Sejak berdirinya pemerintah Republik Rakyat Tiongkok yang berazaskan komunisme pada tahun 1949, semua yang terkait dengan feodal-kapitalis dibabat habis termasuk ajaran Konfusius. Demo mengecam ajaran Konfusius terjadi lagi pada tahun 1973 bersamaan dengan pembersihan pengaruh dan pengikut Jenderal Lin Biao yang gagal mengkudeta Ketua Mao. Puncak penolakan Konfusianisme terjadi pada saat berlangsungnya Revolusi Kebudayaan (1966-1976), yang dianggap sebagai pemikiran dan ajaran usang yang dapat menghambat lajunya langkah revolusi sosialis Tiongkok.

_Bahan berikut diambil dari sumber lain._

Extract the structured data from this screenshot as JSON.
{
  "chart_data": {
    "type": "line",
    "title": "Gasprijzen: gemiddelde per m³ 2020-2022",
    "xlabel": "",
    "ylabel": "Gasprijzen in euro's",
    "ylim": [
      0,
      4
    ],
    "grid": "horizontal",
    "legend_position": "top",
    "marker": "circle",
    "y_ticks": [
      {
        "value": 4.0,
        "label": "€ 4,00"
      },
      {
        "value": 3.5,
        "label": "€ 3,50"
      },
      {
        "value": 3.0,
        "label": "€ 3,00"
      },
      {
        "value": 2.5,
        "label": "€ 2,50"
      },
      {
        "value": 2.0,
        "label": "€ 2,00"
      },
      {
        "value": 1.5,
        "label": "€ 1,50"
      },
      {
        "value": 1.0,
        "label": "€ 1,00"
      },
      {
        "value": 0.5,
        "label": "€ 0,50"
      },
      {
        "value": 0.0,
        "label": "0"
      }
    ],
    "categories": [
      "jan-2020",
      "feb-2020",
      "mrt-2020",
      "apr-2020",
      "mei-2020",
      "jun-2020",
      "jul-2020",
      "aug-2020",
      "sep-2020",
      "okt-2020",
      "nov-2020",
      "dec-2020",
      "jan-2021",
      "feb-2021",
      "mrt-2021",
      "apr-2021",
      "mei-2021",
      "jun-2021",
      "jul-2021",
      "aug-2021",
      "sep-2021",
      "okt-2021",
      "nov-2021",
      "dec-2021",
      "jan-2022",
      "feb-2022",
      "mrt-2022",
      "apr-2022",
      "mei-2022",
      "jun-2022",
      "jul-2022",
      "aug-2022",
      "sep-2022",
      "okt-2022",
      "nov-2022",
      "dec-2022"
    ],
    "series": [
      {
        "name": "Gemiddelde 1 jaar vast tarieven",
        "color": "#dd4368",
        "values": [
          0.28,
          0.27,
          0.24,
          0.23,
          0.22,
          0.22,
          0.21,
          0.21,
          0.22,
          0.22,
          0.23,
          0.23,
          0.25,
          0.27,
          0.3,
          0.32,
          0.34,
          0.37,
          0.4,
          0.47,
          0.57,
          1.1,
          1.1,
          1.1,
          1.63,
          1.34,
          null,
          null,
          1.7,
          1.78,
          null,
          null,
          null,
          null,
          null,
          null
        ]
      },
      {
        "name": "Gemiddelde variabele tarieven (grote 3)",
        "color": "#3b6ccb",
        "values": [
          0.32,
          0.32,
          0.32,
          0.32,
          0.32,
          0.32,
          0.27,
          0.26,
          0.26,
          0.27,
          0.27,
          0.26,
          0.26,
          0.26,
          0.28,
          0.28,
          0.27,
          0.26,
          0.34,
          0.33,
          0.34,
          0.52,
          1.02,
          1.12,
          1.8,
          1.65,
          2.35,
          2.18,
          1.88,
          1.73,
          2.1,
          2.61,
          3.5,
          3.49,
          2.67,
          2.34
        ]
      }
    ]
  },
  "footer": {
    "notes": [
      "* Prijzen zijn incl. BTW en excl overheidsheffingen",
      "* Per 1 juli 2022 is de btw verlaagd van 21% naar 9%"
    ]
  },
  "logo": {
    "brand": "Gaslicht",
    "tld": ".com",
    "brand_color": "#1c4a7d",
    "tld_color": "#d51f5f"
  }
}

Konfusianisme Sebagai Identitas Bangsa Tiongkok

Setelah lebih satu abad ajaran Konfusius dilarang terhitung sejak Revolusi 1911, dan bahkan di bawah rezim komunis Mao Zedong dihujat dipersalahkan sebagai penghambat kemajuan. Kini ketika Tiongkok sudah membuka pintu ke dunia luar, melakukan liberalisasi di bidang industri-pertanian, dan mengalami pertumbuhan ekonomi yang sangat pesat, permasalahan lain timbul, yaitu pemerataan pendapatan dan keadilan sosial yang berdampak pada meningkatnya tindak kriminalitas di berbagai lapisan masyarakat.

Dalam mengatasi permasalahan sosial-ekonomi di dalam negeri yang makin kompleks serta perlunya legitimasi dalam menghadapi persaingan di dunia global, pemimpin dan masyarakat Tiongkok memilih kembali ke ajaran Konfusius. Keseimbangan hidup, keadilan, rasa malu, hormat kepada orang tua, bertindak sesuai dengan posisi dan statusnya masing-masing, serta adab tingkah laku yang sesuai aturan sebagaimana diajarkan Konfusius diharapkan mampu meningkatkan partisipasi rakyat dalam mengatur lingkungannya. Ajaran Konfusius yang telah bertahan selama 2500 tahun sudah menjadi bagian tak terpisahkan dari masyarakat Tiongkok. Konfusianisme juga sudah menjadi trademarkdan identitas bangsa Tiongkok yang telah dikenal di dunia internasional.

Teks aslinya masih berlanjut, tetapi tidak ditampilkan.